Parce qu’elles sont la somme des influences qui les traversent, des projets qu’elles ont menés ou mènent en parallèle -et que nous avons pour notre part bien souvent suivis avec passion (Fordamage, Sieur et Dame, Mermonte, Faustine Seilman et on en passe tout autant) – tous divers qu’ils soient et tout aussi riches que l’étendue du spectre musical qu’ils embrassent, mais surtout parce qu’elles creusent là où pas grand monde ne cherche, et avec un talent et une intelligence sacrément affutés, Bacchantes se révèlent infiniment passionnantes. On avait froid en arrivant. Nous voilà tout réchauffés.

Orchestre Tout Puissant Marcel Duchamp

Et autant dire qu’avec la suite de la soirée, la température va encore sacrément grimper. Car après le captivant et chaleureux set de Bacchantes, ce ne sont pas moins que les douze musiciens de l’Orchestre Tout Puissant Marcel Duchamp qui prennent place sur la grande scène pour un fabuleux moment de danse, de partage et de sueur. Deux batteries, deux guitares, deux marimbas, un violoncelle, une contrebasse, deux cuivres (trombone et trompette), un violon (ou alto on n’a pas bien vu) et une violoniste/chanteuse pour une force de frappe encore démultipliée. Et vu les talents de la belle bande, plutôt qu’une simple addition, on s’y attend à une déflagration exponentielle.

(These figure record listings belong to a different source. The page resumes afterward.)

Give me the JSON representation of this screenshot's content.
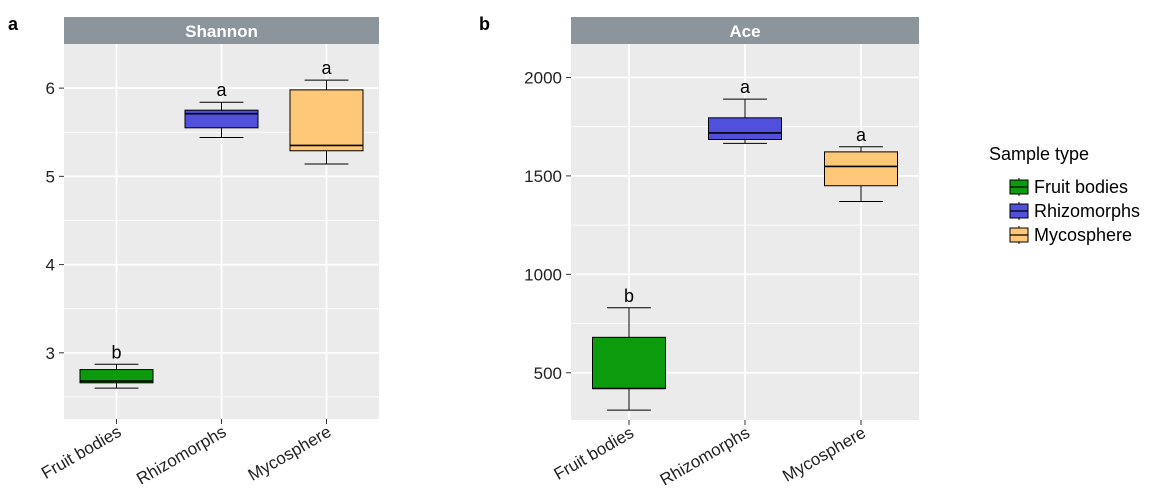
{
  "panels": [
    {
      "letter": "a"
    },
    {
      "letter": "b"
    }
  ],
  "legend": {
    "title": "Sample type",
    "items": [
      "Fruit bodies",
      "Rhizomorphs",
      "Mycosphere"
    ]
  },
  "colors": {
    "fruit_bodies": "#0c9b0c",
    "rhizomorphs": "#5050dc",
    "mycosphere": "#ffc878",
    "panel_bg": "#ebebeb",
    "strip_bg": "#8c949c",
    "grid": "#ffffff"
  },
  "chart_data": [
    {
      "type": "box",
      "title": "Shannon",
      "categories": [
        "Fruit bodies",
        "Rhizomorphs",
        "Mycosphere"
      ],
      "ylim": [
        2.25,
        6.5
      ],
      "yticks": [
        3,
        4,
        5,
        6
      ],
      "grid": true,
      "series": [
        {
          "name": "Fruit bodies",
          "min": 2.6,
          "q1": 2.66,
          "median": 2.68,
          "q3": 2.81,
          "max": 2.87,
          "label": "b"
        },
        {
          "name": "Rhizomorphs",
          "min": 5.44,
          "q1": 5.55,
          "median": 5.71,
          "q3": 5.75,
          "max": 5.84,
          "label": "a"
        },
        {
          "name": "Mycosphere",
          "min": 5.14,
          "q1": 5.29,
          "median": 5.35,
          "q3": 5.98,
          "max": 6.09,
          "label": "a"
        }
      ]
    },
    {
      "type": "box",
      "title": "Ace",
      "categories": [
        "Fruit bodies",
        "Rhizomorphs",
        "Mycosphere"
      ],
      "ylim": [
        260,
        2170
      ],
      "yticks": [
        500,
        1000,
        1500,
        2000
      ],
      "grid": true,
      "series": [
        {
          "name": "Fruit bodies",
          "min": 310,
          "q1": 420,
          "median": 420,
          "q3": 680,
          "max": 830,
          "label": "b"
        },
        {
          "name": "Rhizomorphs",
          "min": 1665,
          "q1": 1685,
          "median": 1718,
          "q3": 1795,
          "max": 1890,
          "label": "a"
        },
        {
          "name": "Mycosphere",
          "min": 1370,
          "q1": 1450,
          "median": 1548,
          "q3": 1622,
          "max": 1648,
          "label": "a"
        }
      ]
    }
  ]
}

Et bien autant dire qu’on a été servi et qu’on est ressorti de là complètement ruisselant. A l’image de leur épatant patronyme Orchestre Tout Puissant Marcel Duchamp (ou OTPMD, pour les plus intimes) qui vient de la joyeuse collision entre les noms hauts en couleur des groupes traditionnels africains : Orchestre Tout Puissant Konono n°1, Tout-Puissant Orchestre Poly-Rythmo de Cotonou… avec le plus iconoclaste des dynamiteurs d’art français, la joyeuse bande culbute les genres avec une réjouissante maestria. Punk funk, rythmiques afro-beat, aridité noise-punk, dissonances noise, marimbas traités à la Steve Reich, grands orchestres de jazz funk africains, récitatifs scandés, chorale à gorge déployée, cuivres New-Orleans ou trio de cordes romantiques -et on en passe des moulinettes-, les Tout Puissant font feu de tout bois et vous réjouissent tant l’oreille que les pattes.

Dès l’entame du set déjà punchy en diable, on se retrouve ainsi à secouer le ciboulot comme de beaux diables. Preuve par trois que, même sans échauffement, l’Orchestre Tout Puissant Marcel Duchamp n’a rien perdu de son incroyable et communicative énergie. Leur musique joyeuse et festive a pourtant le chic pour ne jamais vous prendre totalement dans le sens du poil. Les deux notes lancinantes des guitares post punk alliées aux pas plus diserts cuivres punk funk d’Empty Skies toutes irrésistibles qu’elles soient, se voient ainsi régulièrement stoppés dans leur répétitive course par d’iconoclastes cordes qui surgissent on ne sait quand, quasi en leur tirant la langue. Ça en devient encore plus captivant et jubilatoire et on a des fourmis plein les jambes.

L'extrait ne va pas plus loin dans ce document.